Elton John to tell Matt Lauer why he wants more kids on ‘Today’

Next week ‘Today’ will make another play at recapturing morning show domination by airing an interview between Matt Lauer and Sir Elton John. The interview, which will promote John’s memoir “Love Is the Cure: On Life, Loss and the End of AIDS,” will air in two parts; Tuesday, July 17 and Wednesday, July 18. In the chat, prerecorded in England, John talks about his struggle with drugs, alcohol and bulimia and discusses coming out about his sexuality.

John talks to Lauer about his experience of the AIDS epidemic. “I wasted such a big part of my life, when this epidemic was beginning to happen in the early 1980s,” John tells Lauer. “And I was a drug addict and self-absorbed. You know, I was having people die right, left, and center around me, friends. And yet, I didn’t stop the life that I had, which is the terrible thing about addiction. It’s that– you know, it’s that bad of a disease.”

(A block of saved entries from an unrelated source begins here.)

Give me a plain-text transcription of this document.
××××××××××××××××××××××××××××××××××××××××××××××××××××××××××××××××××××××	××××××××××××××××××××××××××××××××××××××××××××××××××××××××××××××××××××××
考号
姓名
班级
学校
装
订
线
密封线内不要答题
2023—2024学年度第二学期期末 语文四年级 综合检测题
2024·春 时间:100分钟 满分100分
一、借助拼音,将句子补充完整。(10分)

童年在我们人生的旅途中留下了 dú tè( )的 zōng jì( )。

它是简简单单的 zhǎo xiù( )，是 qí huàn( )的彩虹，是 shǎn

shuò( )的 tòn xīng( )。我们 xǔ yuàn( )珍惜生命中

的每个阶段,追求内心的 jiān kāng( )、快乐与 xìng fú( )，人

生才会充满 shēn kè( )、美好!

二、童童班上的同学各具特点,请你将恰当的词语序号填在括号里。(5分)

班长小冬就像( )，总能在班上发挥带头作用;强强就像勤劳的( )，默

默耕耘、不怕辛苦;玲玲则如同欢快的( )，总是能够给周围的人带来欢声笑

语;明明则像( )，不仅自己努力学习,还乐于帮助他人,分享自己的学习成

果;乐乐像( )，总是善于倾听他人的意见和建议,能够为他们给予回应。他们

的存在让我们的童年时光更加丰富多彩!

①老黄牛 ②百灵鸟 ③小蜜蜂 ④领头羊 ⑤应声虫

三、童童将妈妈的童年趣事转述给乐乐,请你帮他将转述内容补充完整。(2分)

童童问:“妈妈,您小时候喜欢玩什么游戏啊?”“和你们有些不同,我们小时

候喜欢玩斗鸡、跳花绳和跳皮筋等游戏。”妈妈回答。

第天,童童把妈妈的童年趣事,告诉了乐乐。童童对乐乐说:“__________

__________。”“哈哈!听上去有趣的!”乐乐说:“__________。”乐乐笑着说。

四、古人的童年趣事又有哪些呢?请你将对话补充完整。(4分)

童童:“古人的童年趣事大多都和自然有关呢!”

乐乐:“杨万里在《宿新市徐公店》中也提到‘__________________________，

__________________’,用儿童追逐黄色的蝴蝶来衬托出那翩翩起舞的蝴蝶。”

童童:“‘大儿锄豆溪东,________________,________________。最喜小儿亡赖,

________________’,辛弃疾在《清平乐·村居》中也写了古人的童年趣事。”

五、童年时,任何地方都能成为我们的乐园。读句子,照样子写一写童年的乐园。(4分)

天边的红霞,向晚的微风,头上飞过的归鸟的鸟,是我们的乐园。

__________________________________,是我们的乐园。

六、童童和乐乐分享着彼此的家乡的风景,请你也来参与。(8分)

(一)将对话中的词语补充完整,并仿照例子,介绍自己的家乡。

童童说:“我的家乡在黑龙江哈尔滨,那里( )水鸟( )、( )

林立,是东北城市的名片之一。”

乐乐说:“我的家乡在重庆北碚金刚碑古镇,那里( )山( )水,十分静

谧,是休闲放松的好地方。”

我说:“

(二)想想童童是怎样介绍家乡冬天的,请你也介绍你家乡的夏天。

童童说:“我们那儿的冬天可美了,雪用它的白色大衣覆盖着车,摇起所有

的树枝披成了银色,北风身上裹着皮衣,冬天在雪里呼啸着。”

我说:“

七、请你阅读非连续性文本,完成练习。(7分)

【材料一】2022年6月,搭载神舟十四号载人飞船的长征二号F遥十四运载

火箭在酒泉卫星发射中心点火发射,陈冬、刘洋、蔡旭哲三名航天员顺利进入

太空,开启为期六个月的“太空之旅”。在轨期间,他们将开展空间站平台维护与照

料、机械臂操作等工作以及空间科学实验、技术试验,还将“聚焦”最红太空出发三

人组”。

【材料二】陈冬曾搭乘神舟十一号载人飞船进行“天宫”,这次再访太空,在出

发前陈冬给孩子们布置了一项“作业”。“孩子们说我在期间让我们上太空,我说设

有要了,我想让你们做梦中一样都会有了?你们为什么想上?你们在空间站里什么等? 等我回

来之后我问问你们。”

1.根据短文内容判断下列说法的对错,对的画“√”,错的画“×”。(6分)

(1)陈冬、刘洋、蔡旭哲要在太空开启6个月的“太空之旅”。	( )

On the topic of his coming out, John says his homosexuality only impacted his career ” a little bit.” “In America, people burned my records for a second and radio stations didn’t play me. It didn’t have any effect like the Dixie Chicks had when they made the anti-Iraq statements and their career was ruined. So by me saying gay in the 1970s– it didn’t have a big effect on me whatsoever.”

John also explains why, even as his friends were dying of AIDS, he didn’t practice safe sex. “You know what? When you take a drug and you take a drink and you mix those two together, you think you’re invincible,” he says, adding that he “came out of this HIV negative… I was the luckiest person in the world.”

On a lighter note, John says he’d “love to have more children” in addition to his son, Zachery. “And also… being the child of a famous person is hard. And I would like him to have– you know, when he’s four and he starts going to preschool kids will say, “You don’t have a mummy.” And we know that. We talked about this before we had Zachery. And we’re gonna say, “Well, listen, there’s gonna be consequences involved in having a child when you’re two gay parents.” And I want him to have a brother or a sister to go to school with him. And so that he can have someone to play with…It’s going to be heartbreaking for him to grow up and realize he hasn’t got a mummy. But he’s so happy. I’ve never seen a more contented child. And you have never seen two more contented people as David and I.